Which leads me to the need of finding a way to cure this writer's block.  Over the past six years, I always ditch whatever I happen to be working on, hoping that a new project will bring forth the flow of inspiration.  It never does.  And I need to find a new tactic.  So, when I stopped to consider what I actually find myself being both passionate and free-flowing about when I do happen to start writing... invariably, it is myself.  Writing blogs about myself, my ideas, my politics, my hopes, dreams, and fears... I have no problems with these.  I've lately found myself being especially more passionate about gay rights.  Maybe now, years later, I'm finally ready to own it.  Maybe I've finally grown and developed enough to understand what I need to be saying and why I need to be saying it and, well, how to say it.  I see injustice in the world and it makes me angry and I feel like I need to fight it.

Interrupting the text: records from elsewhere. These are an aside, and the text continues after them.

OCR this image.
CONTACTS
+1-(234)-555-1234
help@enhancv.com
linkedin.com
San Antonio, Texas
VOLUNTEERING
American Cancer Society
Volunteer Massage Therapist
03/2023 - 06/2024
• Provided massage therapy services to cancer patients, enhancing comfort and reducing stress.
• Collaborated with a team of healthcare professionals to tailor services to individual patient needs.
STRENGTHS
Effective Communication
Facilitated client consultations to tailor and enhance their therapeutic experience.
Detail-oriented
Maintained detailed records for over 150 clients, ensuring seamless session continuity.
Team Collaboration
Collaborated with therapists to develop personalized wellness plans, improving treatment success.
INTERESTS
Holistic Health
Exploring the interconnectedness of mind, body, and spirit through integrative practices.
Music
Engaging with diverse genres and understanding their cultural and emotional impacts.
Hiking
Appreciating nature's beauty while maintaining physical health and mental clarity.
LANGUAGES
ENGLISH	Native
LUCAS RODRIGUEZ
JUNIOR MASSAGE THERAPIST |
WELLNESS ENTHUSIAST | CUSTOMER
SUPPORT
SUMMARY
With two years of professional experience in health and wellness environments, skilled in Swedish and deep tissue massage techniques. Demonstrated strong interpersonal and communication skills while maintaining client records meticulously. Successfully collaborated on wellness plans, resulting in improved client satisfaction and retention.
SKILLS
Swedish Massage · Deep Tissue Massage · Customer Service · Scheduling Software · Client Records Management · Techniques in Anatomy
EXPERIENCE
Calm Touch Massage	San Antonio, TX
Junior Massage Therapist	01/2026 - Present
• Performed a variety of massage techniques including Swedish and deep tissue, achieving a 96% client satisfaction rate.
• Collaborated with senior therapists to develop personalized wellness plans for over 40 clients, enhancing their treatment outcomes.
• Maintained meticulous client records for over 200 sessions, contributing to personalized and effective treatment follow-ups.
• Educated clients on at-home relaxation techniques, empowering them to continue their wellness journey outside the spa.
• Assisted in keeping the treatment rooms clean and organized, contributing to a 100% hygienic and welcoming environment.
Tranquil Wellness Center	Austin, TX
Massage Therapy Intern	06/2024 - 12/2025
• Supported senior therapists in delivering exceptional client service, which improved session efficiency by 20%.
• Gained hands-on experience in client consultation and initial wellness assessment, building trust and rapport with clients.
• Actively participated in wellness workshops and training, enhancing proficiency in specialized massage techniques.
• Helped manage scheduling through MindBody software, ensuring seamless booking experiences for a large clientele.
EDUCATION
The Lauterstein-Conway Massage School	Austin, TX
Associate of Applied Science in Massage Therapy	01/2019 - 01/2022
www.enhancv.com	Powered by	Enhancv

Hold that thought.  Circle back to the beginning and take the other road now.  I have one hellaciously dramatic life.  The shit that happens... you wouldn't believe.  People I know are constantly commenting on this... I personally believe it's the reason that I don't watch television anymore.  Everything seems boring in comparison.  Take this and meet it up with the first thought, and I'm left with what I see as one option.  I'm hoping it works.  Ideally, this idea will solve a number of my issues.  In the least, it will hopefully help at least one of them.

I'm going to write a memoir.  I know, I know, I'm 24.  What the fuck do I have to write about at 24?  I should be three times this age before I have lived a life worth commenting about...  Except, I don't believe that is true.  I think that I have a certain perspective that is, while not unique in the world, at least warrants listening to.  Growing up gay, Catholic, and with depression has certainly screwed me up for life and why shouldn't other people want to hear about it?  Heh.

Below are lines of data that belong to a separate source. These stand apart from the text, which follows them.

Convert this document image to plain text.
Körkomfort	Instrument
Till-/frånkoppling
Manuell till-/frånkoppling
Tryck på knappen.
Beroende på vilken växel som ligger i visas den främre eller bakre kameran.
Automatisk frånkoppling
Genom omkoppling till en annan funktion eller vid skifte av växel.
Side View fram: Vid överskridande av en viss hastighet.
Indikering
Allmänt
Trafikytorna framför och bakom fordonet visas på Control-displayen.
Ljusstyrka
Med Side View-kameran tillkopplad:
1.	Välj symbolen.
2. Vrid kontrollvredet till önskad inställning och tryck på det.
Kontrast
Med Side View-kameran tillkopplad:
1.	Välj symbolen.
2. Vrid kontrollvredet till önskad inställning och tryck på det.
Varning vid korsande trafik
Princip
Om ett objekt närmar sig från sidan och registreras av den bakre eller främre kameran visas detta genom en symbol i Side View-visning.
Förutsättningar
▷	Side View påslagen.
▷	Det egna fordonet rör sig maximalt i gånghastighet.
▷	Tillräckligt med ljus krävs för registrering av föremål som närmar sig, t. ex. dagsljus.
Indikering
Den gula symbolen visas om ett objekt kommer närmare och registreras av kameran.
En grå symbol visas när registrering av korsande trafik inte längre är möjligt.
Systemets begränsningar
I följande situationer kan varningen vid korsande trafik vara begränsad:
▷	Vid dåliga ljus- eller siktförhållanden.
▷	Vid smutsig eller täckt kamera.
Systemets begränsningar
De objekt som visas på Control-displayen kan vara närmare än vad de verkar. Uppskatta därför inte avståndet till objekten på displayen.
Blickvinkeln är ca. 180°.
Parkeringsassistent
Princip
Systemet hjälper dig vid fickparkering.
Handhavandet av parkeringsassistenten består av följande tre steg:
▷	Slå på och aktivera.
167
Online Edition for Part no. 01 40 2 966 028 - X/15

I'm setting up this blog as a trial run for this memoir.  I certainly have a lot of memories that I want to write about.  Maybe they will work and maybe they won't and this is what I need all of you for.  Everything I'm going to say in this blog is true (although I will change most names to protect the innocent.... or to protect myself from the guilty).  And at the very least, things are going to be presented as I remember them, which is as close to the truth as I have.  I'll be approaching this entire thing with no-holds-barred.  I'll probably cross at points into potentially embarrassing territory, but I'm willing to deal with that as long as you are.  Just as a warning, though, some of these memories are pretty dark in my head.  I don't know how they will translate out onto paper and I guess we will find out together.  If anything is too dark, though, I will want your feedback on that.  If I really am going to turn this into a memoir, eventually, I don't think it will work if the entire book is too serious and dark.

I know where this is going in my head, so I also need a level of trust from all of you.  I'm not going to present you with this memoir in book format, nor in chronological format.  I'm going to write about whichever memories are strongest to me at any given moment and as a result, you may get bits and pieces of my life, scattered all over.  Just warning.  I really don't know if this can turn into a memoir but I'd like to find out.  At least, the frequency I want to write with can hopefully alleviate my writer's block and, as an added bonus, getting all of these memories out will hopefully be pretty therapeutic.  So, please, join me on this journey if you will.  I don't know if I can do it alone.

You're about to get to know James Walter Gardner Campbell pretty fucking intensely.  And... for that matter.... so am I.